When we did the Kickstarter campaign, we set out to raise $100,000.  We actually raised $1.5 million, so we had to do fifteen times as much manufacturing and fulfilment as we expected which really stretched us.  We ended up shipping six months late, which is better than not shipping at all, but it took a lot of my best communication skills to talk to a community of 15,000 excited backers and explain things out. Thankfully our community was incredibly supportive. 

I think another challenge is that there are new ways of doing business. There are new ways of making products, and some of them are three or four years old and work really well. When you’re a first time founder or a first time CEO, you want to surround yourself with people who have some scars and sometimes it’s a challenge is to find the veterans who still have the beginner’s mind and fortunately I think we have them now. 

The third challenge I would say is that some CEOs are more focussed on fundraising, deal-making, commercials, the P&L.  I focus on all of those things by bringing in great people to support me, but my natural interests lie in product, messaging and design. So bending my brain to that has been an exciting challenge, because at the root of it, this is a very complex business, because the more you succeed, the more difficult it is. 


If a parent is reading this, why should they go out today and buy your product?
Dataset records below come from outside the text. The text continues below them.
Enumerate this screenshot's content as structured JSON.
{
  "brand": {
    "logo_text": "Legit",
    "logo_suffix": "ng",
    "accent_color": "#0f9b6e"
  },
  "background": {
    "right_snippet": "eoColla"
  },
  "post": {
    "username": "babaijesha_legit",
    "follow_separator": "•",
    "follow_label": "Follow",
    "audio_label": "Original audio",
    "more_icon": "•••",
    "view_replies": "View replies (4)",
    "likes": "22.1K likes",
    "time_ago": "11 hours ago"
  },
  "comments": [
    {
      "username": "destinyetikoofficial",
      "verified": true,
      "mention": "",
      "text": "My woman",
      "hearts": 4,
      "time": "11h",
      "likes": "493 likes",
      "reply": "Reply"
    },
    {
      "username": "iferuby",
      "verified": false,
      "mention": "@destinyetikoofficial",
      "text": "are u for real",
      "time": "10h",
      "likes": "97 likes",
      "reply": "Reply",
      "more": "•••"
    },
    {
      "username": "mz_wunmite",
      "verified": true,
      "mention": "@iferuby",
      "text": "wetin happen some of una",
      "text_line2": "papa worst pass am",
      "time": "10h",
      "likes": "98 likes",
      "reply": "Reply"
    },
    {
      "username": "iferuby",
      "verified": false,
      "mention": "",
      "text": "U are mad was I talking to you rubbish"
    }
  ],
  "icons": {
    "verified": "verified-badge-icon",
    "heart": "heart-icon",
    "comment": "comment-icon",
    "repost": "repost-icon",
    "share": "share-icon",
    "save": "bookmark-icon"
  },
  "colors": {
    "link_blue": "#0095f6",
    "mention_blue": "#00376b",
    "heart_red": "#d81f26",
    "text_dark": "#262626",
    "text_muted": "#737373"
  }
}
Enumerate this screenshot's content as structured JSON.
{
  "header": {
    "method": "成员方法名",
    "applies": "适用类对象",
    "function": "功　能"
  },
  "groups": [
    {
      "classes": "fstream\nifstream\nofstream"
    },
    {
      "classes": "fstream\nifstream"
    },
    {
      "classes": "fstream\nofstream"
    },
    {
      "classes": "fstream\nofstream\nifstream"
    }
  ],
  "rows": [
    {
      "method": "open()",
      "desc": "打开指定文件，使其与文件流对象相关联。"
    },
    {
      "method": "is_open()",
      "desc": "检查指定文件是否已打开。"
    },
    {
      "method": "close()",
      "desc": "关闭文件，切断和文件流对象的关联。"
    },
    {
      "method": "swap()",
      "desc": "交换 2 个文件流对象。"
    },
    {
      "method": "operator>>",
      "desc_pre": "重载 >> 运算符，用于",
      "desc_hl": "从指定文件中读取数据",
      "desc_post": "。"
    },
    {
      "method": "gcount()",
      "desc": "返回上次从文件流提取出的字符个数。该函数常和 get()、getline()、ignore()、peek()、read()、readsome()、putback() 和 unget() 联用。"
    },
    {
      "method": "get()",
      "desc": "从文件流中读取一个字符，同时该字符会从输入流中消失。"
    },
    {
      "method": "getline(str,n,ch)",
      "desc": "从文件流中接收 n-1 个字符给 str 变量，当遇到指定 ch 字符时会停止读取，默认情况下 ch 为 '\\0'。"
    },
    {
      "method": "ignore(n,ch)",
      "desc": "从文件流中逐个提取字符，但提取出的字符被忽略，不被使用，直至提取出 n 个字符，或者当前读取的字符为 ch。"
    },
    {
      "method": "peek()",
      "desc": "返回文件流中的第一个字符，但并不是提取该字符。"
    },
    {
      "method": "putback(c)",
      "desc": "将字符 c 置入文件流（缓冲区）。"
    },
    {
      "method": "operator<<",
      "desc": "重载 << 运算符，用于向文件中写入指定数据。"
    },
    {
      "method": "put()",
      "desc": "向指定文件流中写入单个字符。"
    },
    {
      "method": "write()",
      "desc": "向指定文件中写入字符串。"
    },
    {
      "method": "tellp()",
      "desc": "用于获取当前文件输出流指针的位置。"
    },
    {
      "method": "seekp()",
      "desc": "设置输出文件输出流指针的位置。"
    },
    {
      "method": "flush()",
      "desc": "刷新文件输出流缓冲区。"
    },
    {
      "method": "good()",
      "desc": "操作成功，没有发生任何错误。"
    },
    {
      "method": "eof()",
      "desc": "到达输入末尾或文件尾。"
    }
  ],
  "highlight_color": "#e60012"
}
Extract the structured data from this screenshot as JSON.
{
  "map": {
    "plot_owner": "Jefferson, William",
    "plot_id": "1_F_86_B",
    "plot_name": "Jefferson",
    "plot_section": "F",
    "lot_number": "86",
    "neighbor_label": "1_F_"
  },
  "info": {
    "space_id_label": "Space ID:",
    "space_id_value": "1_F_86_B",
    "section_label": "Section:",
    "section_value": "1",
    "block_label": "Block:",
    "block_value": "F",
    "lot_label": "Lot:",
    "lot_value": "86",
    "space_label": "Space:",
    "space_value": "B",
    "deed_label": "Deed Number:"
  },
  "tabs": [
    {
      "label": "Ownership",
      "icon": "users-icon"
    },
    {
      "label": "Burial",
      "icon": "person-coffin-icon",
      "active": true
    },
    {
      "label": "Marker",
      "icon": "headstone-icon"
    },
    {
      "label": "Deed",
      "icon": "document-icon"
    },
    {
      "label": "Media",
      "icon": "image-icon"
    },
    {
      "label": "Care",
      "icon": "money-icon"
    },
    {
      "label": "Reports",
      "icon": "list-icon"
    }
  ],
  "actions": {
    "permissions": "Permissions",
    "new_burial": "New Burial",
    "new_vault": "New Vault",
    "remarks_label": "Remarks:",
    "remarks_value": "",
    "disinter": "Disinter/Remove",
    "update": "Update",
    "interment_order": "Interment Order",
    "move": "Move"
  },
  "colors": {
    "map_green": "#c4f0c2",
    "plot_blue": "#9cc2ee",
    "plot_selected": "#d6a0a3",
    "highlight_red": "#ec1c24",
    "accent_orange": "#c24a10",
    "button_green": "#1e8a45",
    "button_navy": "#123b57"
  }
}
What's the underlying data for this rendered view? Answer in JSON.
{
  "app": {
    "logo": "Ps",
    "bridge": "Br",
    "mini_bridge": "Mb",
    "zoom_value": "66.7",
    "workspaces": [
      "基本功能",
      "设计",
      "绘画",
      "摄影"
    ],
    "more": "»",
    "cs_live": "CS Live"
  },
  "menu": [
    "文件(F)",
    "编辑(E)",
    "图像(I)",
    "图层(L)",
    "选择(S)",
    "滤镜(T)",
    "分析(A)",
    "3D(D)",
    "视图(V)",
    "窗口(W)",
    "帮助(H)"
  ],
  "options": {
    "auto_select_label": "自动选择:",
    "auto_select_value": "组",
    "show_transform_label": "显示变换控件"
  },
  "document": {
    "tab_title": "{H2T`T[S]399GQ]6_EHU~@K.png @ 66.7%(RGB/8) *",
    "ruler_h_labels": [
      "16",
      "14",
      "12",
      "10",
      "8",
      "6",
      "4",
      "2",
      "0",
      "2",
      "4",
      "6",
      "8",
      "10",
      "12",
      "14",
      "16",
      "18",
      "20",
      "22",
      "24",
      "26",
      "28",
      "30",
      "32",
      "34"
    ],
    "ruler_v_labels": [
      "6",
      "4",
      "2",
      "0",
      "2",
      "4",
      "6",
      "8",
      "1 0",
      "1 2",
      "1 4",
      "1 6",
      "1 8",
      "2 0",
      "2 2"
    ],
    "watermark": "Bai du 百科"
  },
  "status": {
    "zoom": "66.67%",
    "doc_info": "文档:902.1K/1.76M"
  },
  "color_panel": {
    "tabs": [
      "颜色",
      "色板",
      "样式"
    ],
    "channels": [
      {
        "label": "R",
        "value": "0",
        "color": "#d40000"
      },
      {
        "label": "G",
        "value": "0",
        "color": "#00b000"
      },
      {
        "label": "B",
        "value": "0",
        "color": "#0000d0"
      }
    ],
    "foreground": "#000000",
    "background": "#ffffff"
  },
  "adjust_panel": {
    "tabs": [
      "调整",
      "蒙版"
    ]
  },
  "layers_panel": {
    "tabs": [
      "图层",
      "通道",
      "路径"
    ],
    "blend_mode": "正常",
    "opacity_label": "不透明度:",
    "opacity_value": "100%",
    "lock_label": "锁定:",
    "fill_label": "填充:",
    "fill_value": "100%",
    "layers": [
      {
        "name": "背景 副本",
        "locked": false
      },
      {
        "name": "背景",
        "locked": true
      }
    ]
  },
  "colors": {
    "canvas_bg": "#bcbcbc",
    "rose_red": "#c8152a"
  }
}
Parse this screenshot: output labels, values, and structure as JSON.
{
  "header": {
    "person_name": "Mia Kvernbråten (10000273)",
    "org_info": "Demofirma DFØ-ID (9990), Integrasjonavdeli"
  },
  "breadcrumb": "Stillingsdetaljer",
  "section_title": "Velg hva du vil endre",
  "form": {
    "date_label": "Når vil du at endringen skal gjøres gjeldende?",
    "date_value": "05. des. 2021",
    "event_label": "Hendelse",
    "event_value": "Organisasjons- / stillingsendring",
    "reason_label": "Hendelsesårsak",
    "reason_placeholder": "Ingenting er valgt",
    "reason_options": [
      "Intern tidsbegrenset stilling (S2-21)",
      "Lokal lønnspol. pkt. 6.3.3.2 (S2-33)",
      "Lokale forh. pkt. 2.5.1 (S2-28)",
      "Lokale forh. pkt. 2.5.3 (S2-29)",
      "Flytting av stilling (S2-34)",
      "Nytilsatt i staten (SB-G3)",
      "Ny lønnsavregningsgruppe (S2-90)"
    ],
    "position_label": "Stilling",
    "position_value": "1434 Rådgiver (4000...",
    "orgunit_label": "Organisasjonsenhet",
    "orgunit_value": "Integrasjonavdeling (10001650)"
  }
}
You should buy Kano because you can give your kid a chance to build their own computer, and you won’t even have to help them. They’ll follow a simple story book, have this magical experience of feeling the chip warm up underneath their fingers. They will hear a sound ring out when they wire up a speaker, and then if you want to join in you can. You can work together to make music with code, art with code, games with code and share great fun during that process.

These devices are great for young people to have because they’re part of the fabric of society now, but they’re primarily being used as TV screens for consumption. Get your kid a simple, playful computer coding kit at an early age, so when they grow up they won’t look at technology as something just to be used or bought, but something they can make, something they can manipulate.  It’s about thinking exponentially, and it’s a heck of a lot of fun. 

Leighton Thomas: Thank you very much for your time Alex, it’s much appreciated.

The winners of the Private Business Awards 2016 will be announced at a dinner to be held at The Brewery, London, EC1 on Thursday 15 September 2016.